Human nature tends to extrapolate recent events into the future. In investing, this is called the anchoring bias, as investors tend to think that what has gone up recently will continue to do so and that laggards will continue down. Rigorous diversification is a method to combat this inclination. The only problem is that in the last few years, large U.S. stocks have continued to go up, while other categories have been flat or struggled.
2015 is shaping up differently so far. Investors diligently holding a wide array of stocks, with a substantial set of overseas stocks are benefitting. Most European and Asian stocks have paced ahead of U.S. stocks. In 2014, even though international stocks were relatively cheap based on their price to earnings ratios, investors overwhelmingly preferred U.S. stocks. Not so in 2015, with additional European Central Bank measures and the boost from lower oil prices increasing the prospects for international businesses.
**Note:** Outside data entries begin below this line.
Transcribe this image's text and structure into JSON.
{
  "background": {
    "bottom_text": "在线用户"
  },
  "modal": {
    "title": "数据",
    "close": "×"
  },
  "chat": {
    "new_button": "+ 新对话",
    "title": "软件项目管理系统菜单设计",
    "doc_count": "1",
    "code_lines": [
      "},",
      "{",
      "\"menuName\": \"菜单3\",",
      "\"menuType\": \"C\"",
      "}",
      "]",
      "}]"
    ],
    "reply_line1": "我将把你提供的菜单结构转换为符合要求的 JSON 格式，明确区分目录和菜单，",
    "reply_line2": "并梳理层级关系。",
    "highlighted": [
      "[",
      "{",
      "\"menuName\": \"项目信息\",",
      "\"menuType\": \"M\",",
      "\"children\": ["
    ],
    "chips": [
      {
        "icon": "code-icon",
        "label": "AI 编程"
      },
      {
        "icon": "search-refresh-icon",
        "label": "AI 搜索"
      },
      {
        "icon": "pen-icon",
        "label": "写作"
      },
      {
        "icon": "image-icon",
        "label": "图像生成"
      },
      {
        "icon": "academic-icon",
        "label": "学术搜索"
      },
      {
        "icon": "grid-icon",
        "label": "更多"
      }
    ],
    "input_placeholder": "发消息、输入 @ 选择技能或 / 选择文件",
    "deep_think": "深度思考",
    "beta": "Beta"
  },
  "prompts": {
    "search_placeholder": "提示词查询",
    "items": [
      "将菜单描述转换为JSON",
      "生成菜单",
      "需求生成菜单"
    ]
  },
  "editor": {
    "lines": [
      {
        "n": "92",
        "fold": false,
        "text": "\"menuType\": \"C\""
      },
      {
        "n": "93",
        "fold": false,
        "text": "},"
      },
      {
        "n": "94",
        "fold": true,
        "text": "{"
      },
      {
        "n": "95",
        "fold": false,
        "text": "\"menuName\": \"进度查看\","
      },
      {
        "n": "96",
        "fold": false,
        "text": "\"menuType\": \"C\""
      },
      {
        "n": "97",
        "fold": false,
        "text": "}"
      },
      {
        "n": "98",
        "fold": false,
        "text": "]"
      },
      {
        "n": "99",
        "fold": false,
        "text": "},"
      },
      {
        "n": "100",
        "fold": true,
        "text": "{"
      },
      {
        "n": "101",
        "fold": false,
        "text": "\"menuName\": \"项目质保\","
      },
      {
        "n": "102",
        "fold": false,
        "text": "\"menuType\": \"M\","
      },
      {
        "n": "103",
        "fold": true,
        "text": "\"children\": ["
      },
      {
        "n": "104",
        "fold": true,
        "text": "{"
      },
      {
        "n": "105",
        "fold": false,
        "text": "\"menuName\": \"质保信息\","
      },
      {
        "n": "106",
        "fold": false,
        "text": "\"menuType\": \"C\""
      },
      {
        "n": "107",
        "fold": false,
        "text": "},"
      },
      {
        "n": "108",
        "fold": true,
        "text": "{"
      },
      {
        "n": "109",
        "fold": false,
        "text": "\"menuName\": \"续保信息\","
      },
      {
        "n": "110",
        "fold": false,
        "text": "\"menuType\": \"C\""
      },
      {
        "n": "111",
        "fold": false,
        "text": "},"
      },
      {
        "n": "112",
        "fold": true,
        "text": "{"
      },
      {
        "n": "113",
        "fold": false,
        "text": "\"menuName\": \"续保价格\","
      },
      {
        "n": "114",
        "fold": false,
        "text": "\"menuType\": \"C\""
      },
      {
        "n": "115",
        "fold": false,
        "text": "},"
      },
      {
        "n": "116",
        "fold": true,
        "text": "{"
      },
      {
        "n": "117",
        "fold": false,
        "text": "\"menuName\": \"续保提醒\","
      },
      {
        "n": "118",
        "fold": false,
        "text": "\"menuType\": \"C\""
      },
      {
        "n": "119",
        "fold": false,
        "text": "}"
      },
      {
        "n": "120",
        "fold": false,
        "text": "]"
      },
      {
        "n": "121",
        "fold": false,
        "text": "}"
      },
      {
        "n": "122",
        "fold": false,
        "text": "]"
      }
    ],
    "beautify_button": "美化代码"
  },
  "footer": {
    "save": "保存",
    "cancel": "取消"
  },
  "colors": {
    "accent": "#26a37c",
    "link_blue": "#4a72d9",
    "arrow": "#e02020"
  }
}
Investors with large holdings in bonds may have also felt some difficulty from the anchoring bias, with the S&P 500 outpacing their holdings. It is only natural to wonder if the trend will continue, and if the traditional uses of bonds for income, diversification and downside protection are worthwhile. But so far in 2015, most categories of bonds have also outpaced U.S. stocks.
While U.S. stocks remain an important part of portfolios, year to date performance and diversification remind us that broadly invested portfolios make sense over the long term. Our innate hunches can only lead us so far.